Ela explicou que, após o medo e a ansiedade iniciais que sentiu quando o Talibã voltou ao poder, ela passou a se sentir mais à vontade e voltou a trabalhar em uma instituição de caridade local onde serviu antes de ingressar no parlamento.
Mas, em uma demonstração de ousadia e desafio, ela acrescentou que o governo do Talibã também tinha suas próprias deficiências. Não era imune à influência de outros países – assim como o governo anterior havia sido influenciado pelos Estados Unidos, disse ela. O fechamento das escolas femininas também foi muito doloroso para ela, acrescentou.

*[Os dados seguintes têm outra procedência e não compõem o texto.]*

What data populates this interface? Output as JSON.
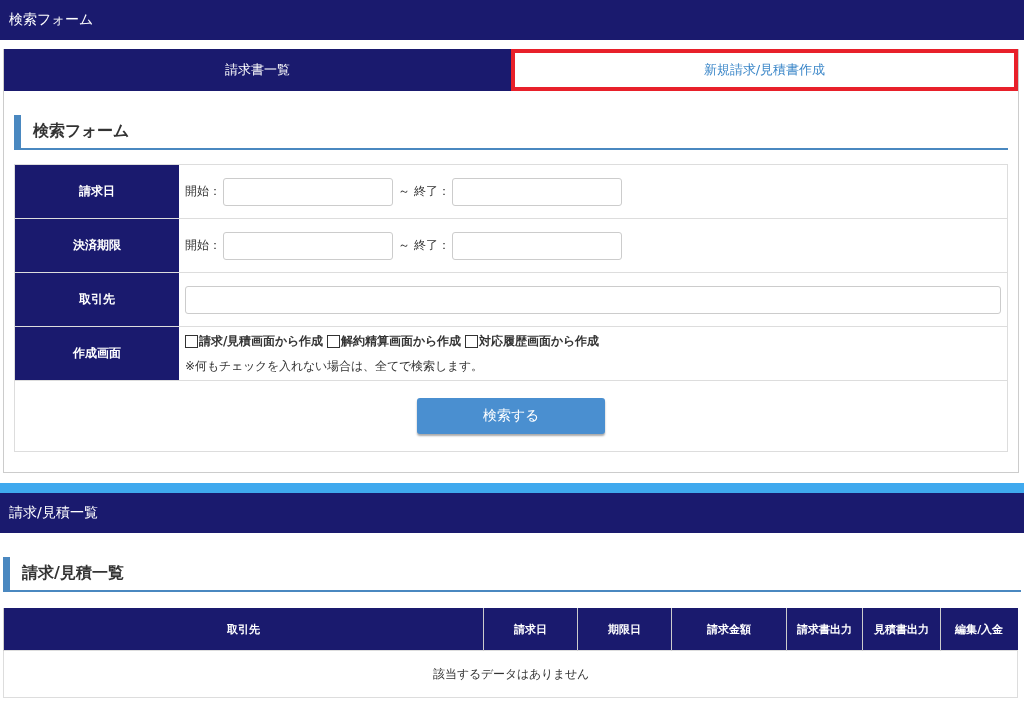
{
  "top_bar": {
    "title": "検索フォーム"
  },
  "tabs": [
    {
      "label": "請求書一覧",
      "selected": true,
      "highlighted": false
    },
    {
      "label": "新規請求/見積書作成",
      "selected": false,
      "highlighted": true
    }
  ],
  "search_form": {
    "heading": "検索フォーム",
    "rows": [
      {
        "kind": "range",
        "label": "請求日",
        "start_label": "開始：",
        "end_label": "～ 終了："
      },
      {
        "kind": "range",
        "label": "決済期限",
        "start_label": "開始：",
        "end_label": "～ 終了："
      },
      {
        "kind": "text",
        "label": "取引先"
      },
      {
        "kind": "checks",
        "label": "作成画面",
        "options": [
          {
            "label": "請求/見積画面から作成",
            "checked": false
          },
          {
            "label": "解約精算画面から作成",
            "checked": false
          },
          {
            "label": "対応履歴画面から作成",
            "checked": false
          }
        ],
        "note": "※何もチェックを入れない場合は、全てで検索します。"
      }
    ],
    "submit": "検索する"
  },
  "list_bar": {
    "title": "請求/見積一覧"
  },
  "list": {
    "heading": "請求/見積一覧",
    "columns": [
      "取引先",
      "請求日",
      "期限日",
      "請求金額",
      "請求書出力",
      "見積書出力",
      "編集/入金"
    ],
    "empty": "該当するデータはありません"
  }
}
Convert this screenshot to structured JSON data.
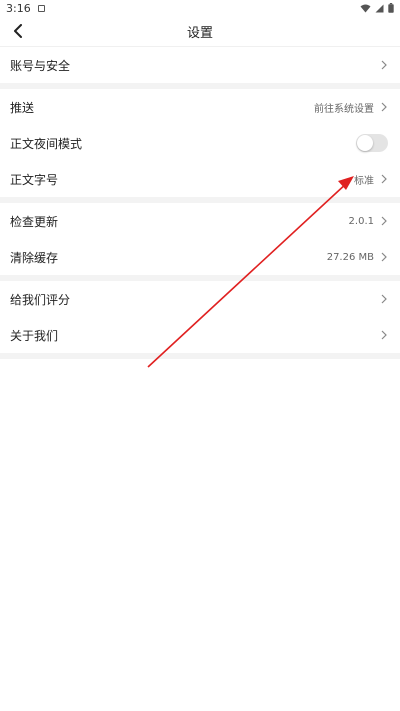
{
  "status_bar": {
    "time": "3:16",
    "icons": [
      "notification-icon",
      "wifi-icon",
      "signal-icon",
      "battery-icon"
    ]
  },
  "nav": {
    "title": "设置",
    "back_icon": "back-chevron-icon"
  },
  "settings": {
    "account": {
      "label": "账号与安全"
    },
    "push": {
      "label": "推送",
      "value": "前往系统设置"
    },
    "night_mode": {
      "label": "正文夜间模式",
      "enabled": false
    },
    "font_size": {
      "label": "正文字号",
      "value": "标准"
    },
    "check_update": {
      "label": "检查更新",
      "value": "2.0.1"
    },
    "clear_cache": {
      "label": "清除缓存",
      "value": "27.26 MB"
    },
    "rate_us": {
      "label": "给我们评分"
    },
    "about": {
      "label": "关于我们"
    }
  },
  "colors": {
    "annotation_arrow": "#e02020",
    "section_gap": "#f3f3f3",
    "toggle_off": "#e4e4e4"
  }
}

“Agora as mulheres estão presas em casa”, disse ela. “Eles têm responsabilidades com suas famílias, devem trabalhar. As mulheres estão em uma situação muito ruim, ou seja, são enterradas vivas na cova”.
Seus comentários foram uma rara repreensão pública de qualquer pessoa dentro do Afeganistão a uma administração talibã que reprimiu a dissidência e a mídia.
Mesmo assim, ficou claro que dona Nabizada não estava livre das crescentes restrições às mulheres. Ela apareceu no programa vestindo uma abaya preta – ou vestido semelhante a um robe – um lenço verde escuro e uma máscara facial preta que cobria tudo, menos os olhos verdes.
Durante a entrevista, um garçom trouxe bolo e chá para Dona Nabizada, ao que ela brincou: “Como posso comer o bolo e tomar o chá agora? Você me deu uma máscara.
Em resposta, o entrevistador riu e disse a ela que a máscara não foi ideia dele. Foi mandatado pelo Ministério do Vício e Prevenção da Virtude.